Tuesday, March 7, 2017

Visualizing and Clustering Pizza Places in Pittsburgh

I am using the dataset provided by Yelp.com to explore the spatial distribution of restaurants in Pittsburgh. I created a small program to parse the json file provided on the website and extract restaurant information from it. The program is available here.

The graph below shows the locations of pizza places plotted on the map of Pittsburgh. The colors of the nodes represent the Stars (ratings from reviewers), and the sizes represent the number of reviews.

 I clustered the pizza places into five groups using the Kmeans algorithm, according to their geographical locations and numbers of reviews.

Clusters Number of Items Center Latitude Center
Review Count
Cluster 1 145 40.345 -80.055 17.952
Cluster 2 73 40.353 -79.791 11.945
Cluster 3 215 40.444 -79.966 38.888
Cluster 4 121 40.531 -80.086 18.397
Cluster 5 79 40.494 -79.78 12.823

It is interesting that the center of Cluster 3 (red) has significantly higher review count than other clusters. Comparing the results with the map of Pittsburgh neighborhoods (Image: Tom Murphy VII.), it is shown that most nodes of Cluster 3 are located in the central district and areas near the city center. That may be why theses pizza places receive more reviews, which imply that they are more popular.

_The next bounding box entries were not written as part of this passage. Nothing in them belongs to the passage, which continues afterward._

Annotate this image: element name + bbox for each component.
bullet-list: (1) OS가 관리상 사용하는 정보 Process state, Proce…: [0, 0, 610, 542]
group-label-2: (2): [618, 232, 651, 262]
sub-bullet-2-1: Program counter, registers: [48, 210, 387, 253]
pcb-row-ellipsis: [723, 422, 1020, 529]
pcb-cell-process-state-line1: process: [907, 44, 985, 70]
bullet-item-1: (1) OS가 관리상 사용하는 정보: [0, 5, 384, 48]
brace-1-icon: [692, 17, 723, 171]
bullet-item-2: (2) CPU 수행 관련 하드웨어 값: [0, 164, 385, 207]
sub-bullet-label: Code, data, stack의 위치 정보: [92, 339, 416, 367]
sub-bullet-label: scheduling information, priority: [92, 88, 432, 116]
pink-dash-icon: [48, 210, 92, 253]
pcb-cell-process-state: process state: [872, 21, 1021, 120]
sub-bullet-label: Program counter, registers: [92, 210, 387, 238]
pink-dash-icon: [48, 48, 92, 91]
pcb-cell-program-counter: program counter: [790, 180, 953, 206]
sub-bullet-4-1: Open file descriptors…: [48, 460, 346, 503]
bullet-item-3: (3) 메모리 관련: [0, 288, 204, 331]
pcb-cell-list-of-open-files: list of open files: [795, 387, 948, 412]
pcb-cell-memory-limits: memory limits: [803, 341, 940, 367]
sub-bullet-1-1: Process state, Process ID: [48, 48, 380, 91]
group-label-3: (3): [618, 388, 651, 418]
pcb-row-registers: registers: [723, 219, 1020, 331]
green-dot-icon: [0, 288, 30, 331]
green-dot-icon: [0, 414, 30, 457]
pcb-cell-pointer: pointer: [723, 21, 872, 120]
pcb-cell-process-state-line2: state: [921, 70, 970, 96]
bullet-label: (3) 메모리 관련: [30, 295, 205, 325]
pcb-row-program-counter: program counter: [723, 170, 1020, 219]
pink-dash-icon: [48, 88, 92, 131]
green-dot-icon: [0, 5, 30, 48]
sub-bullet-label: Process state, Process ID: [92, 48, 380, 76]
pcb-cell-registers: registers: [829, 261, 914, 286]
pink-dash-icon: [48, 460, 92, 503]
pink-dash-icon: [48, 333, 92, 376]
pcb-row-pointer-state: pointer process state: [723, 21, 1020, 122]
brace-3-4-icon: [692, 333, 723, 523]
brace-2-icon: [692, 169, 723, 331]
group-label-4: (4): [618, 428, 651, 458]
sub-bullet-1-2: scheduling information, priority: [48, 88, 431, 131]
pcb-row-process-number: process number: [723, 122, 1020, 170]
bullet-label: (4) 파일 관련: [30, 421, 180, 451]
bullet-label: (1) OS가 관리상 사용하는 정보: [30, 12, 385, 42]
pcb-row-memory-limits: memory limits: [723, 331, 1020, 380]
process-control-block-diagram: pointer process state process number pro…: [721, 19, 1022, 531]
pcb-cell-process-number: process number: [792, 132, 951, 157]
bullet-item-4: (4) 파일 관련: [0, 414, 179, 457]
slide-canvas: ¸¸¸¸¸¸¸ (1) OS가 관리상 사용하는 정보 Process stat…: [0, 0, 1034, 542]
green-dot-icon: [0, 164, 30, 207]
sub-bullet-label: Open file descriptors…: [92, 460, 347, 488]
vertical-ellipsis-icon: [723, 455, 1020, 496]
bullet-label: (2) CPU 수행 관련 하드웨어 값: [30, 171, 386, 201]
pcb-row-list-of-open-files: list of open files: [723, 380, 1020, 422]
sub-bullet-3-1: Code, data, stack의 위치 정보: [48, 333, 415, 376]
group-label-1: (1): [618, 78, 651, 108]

This time, I clustered the pizza places into five groups according to their geographical locations and Stars instead of the number of reviews. This time, Cluster 3 (red) and Cluster 4(light green) have a lot of overlapping areas near the city center. The Stars of the centers of Cluster 3 and 4 are very different, equal to 2.4 and 3.8 respectively. That means the pizza places in the same area are clustered into two groups. Therefore, while pizza places near the city center are more popular than others, they are not higher rated. I find it very interesting to explore issues in the social science by analyzing social media data, and hope to do more in the future!